Micro benchmarking result notes:

  • The Javascript code implementation for QuickSort and InsertionSort is fastest compare to all built-in native JS Array.sort() in 3 browsers, it run fastest in Chrome followed by Safari then Firefox.
  • Implementation of native Array.sort() performance between browsers is fastest in Firefox followed by Safari then Chrome.
  • Firefox is strange, QuickInsertionSort() is having the same speed or slower than native JS Array.sort(), but native JS Array.sort() is slower than quickSort_by_Tony_Hoare_non_recursive() and quickSort_by_Nico_Lomuto(), I've tried many ways including putting into separate external .js file but same result, I can only guess that maybe Firefox like a few short functions instead of combined 1 large function.
  • I did test to use custom compareFunction in this pure JS sorting implementation to make a fair comparison with JS native Array.sort((a,b) => a-b), there is performance drop but only a little and not significant. I am guessing all browsers' built-in Array.sort(compareFunction) drop speed significantly due to callback from C/C++ to JavaScript, so moving back and forth will cause big performance impact.

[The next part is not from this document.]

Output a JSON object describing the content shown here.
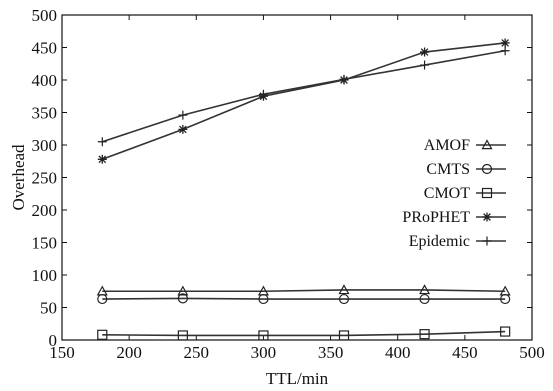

For 1 million array the elapsed time around 100~300ms for all browsers, the different is small and this code is useful for larger data sets.

Summary: the pure JavaScript sorting algorithm implementation above is simple and already has many variant code existed in internet, I only have done a little optimizations and it can perform faster than current browsers (Chrome, Firefox and Safari) implementation, maybe someone will ask question 'is it worth to use it in a real project?', for me personally will answer 'yes, it is worth it', specifically for larger data set such as for ML (Machine Learning) which could have millions elements and repeatedly calling sorting for every new data, it definitely needs faster sorting algorithm, but for just typical small data (less than 10K elements) then the current built-in JS Array.sort() should be sufficient.

I hope browsers developers can improve and optimize their sorting algorithm or use different algorithm to make it faster than this pure JavaScript sorting algorithm, I could only dream that they could create a new sorting API without callback (compareFunction) only for sorting numbers in ascending order, but before that happens I will keep using this pure JavaScript sorting algorithm.